Testing if rows of a matrix or data frame are sorted in R - r

What is an efficient way to test if rows in a matrix are sorted? [Update: see Aaron's Rcpp answer - straightforward & very fast.]
I am porting some code that uses issorted(,'rows') from Matlab. As it seems that is.unsorted does not extend beyond vectors, I'm writing or looking for something else. The naive method is to check that the sorted version of the matrix (or data frame) is the same as the original, but that's obviously inefficient.
NB: For sorting, a la sortrows() in Matlab, my code essentially uses SortedDF <- DF[do.call(order, DF),] (it's wrapped in a larger function that converts matrices to data frames, passes parameters to order, etc.). I wouldn't be surprised if there are faster implementations (data table comes to mind).
Update 1: To clarify: I'm not testing for sorting intra-row or intra-columns. (Such sorting generally results in an algebraically different matrix.)
As an example for creating an unsorted matrix:
set.seed(0)
x <- as.data.frame(matrix(sample(3, 60, replace = TRUE), ncol = 6, byrow = TRUE))
Its sorted version is:
y <- x[do.call(order, x),]
A proper test, say testSorted, would return FALSE for testSorted(x) and TRUE for testSorted(y).
Update 2:
The answers below are all good - they are concise and do the test. Regarding efficiency, it looks like these are sorting the data after all.
I've tried these with rather large matrices, such as 1M x 10, (just changing the creation of x above) and all have about the same time and memory cost. What's peculiar is that they all consume more time for unsorted objects (about 5.5 seconds for 1Mx10) than for sorted ones (about 0.5 seconds for y). This suggests they're sorting before testing.
I tested by creating a z matrix:
z <- y
z[,2] <- y[,1]
z[,1] <- y[,2]
In this case, all of the methods take about 0.85 seconds to complete. Anyway, finishing in 5.5 seconds isn't terrible (in fact, that seems to be right about the time necessary to sort the object), but knowing that a sorted matrix is 11X faster suggests that a test that doesn't sort could be even faster. In the case of the 1M row matrix, the first three rows of x are:
V1 V2 V3 V4 V5 V6 V7 V8 V9 V10
1 3 1 2 2 3 1 3 3 2 2
2 1 1 1 3 2 3 2 3 3 2
3 3 3 1 2 1 1 2 1 2 3
There's no need to look beyond row 2, though vectorization isn't a bad idea.
(I've also added the byrow argument for the creation of x, so that row values don't depend on the size of x.)
Update 3:
Another comparison for this testing can be found with the sort -c command in Linux. If the file is already written (using write.table()), with 1M rows, then time sort -c myfile.txt takes 0.003 seconds for the unsorted data and 0.101 seconds for the sorted data. I don't intend to write out to a file, but it's a useful comparison.
Update 4:
Aaron's Rcpp method bested all other methods offered here and that I've tried (including the sort -c comparison above: in-memory is expected to beat on-disk). As for the ratio relative to other methods, it's hard to tell: the denominator is too small to give an accurate measurement, and I've not extensively explored microbenchmark. The speedups can be very large (4-5 orders of magnitude) for some matrices (e.g. one made with rnorm), but this is misleading - checking can terminate after only a couple of rows.

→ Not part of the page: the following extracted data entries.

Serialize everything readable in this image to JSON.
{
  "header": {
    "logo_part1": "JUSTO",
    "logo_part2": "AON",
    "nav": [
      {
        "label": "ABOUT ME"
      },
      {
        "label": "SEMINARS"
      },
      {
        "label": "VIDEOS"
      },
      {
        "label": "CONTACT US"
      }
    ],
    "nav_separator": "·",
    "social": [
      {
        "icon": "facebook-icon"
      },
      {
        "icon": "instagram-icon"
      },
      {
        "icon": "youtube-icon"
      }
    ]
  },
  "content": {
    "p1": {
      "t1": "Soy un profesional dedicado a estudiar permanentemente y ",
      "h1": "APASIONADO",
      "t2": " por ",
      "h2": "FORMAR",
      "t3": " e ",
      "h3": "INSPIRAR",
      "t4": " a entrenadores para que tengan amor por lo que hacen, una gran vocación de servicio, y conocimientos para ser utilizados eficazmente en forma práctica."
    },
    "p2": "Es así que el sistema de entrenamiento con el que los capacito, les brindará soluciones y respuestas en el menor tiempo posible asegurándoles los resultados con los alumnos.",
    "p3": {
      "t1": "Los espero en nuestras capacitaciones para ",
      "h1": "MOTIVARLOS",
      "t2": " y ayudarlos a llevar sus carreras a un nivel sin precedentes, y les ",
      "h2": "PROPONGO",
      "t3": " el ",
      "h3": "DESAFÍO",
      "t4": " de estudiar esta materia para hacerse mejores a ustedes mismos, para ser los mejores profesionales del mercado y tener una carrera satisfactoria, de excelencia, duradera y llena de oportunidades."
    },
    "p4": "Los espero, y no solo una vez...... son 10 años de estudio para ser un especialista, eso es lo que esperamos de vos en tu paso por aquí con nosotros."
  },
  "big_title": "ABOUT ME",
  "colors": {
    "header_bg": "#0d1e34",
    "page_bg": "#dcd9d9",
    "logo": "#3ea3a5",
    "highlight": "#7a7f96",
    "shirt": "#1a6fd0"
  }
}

I've had speedups with the example matrices of about 25-60 for the unsorted and about 1.1X for the sorted, as the competing methods were already very fast if the data is sorted.
Since this does the right thing (i.e. no sorting, just testing), and does it very quickly, it's the accepted answer.

If y is sorted then do.call(order,y) returns 1:nrow(y).
testSorted = function(y){all(do.call(order,y)==1:nrow(y))}
note this doesn't compare the matrices, but it doesn't dip out as soon as it finds a non-match.

Well, why don't you use:
all(do.call(order, y)==seq(nrow(y)))
That avoids creating the ordered matrix, and ensures it checks your style of ordering.

Newer: I decided I could use the Rcpp practice...
library(Rcpp)
library(inline)
isRowSorted <- cxxfunction(signature(A="numeric"), body='
Rcpp::NumericMatrix Am(A);
for(int i = 1; i < Am.nrow(); i++) {
for(int j = 0; j < Am.ncol(); j++) {
if( Am(i-1,j) < Am(i,j) ) { break; }
if( Am(i-1,j) > Am(i,j) ) { return(wrap(false)); }
}
}
return(wrap(true));
', plugin="Rcpp")
rownames(y) <- NULL # because as.matrix is faster without rownames
isRowSorted(as.matrix(y))
New: This R-only hack is the same speed for all matrices; it's definitely faster for sorted matrices; for unsorted ones it depends on the nature of the unsortedness.
iss3 <- function(x) {
x2 <- sign(do.call(cbind, lapply(x, diff)))
x3 <- t(x2)*(2^((ncol(x)-1):0))
all(colSums(x3)>=0)
}
Original: This is faster for some unsorted matrices. How much faster will depends on where the unsorted elements are; this looks at the matrix column by column so unsortedness on the left side will be noticed much faster than unsorted on the right, while top/bottomness doesn't matter nearly as much.
iss2 <- function(y) {
b <- c(0,nrow(y))
for(i in 1:ncol(y)) {
z <- rle(y[,i])
b2 <- cumsum(z$lengths)
sp <- split(z$values, cut(b2, breaks=b))
for(spi in sp) {
if(is.unsorted(spi)) return(FALSE)
}
b <- c(0, b2)
}
return(TRUE)
}

Well, the brute-force approach is to loop and compare, aborting as soon as a violation is found.
That approach can be implemented and tested easily in R, and then be carried over to a simple C++ function we can connect to R via inline and Rcpp (or plain C if you must) as looping is something that really benefits from an implementation in a compiled language.
Otherwise, can you not use something like diff() and check if all increments are non-negative?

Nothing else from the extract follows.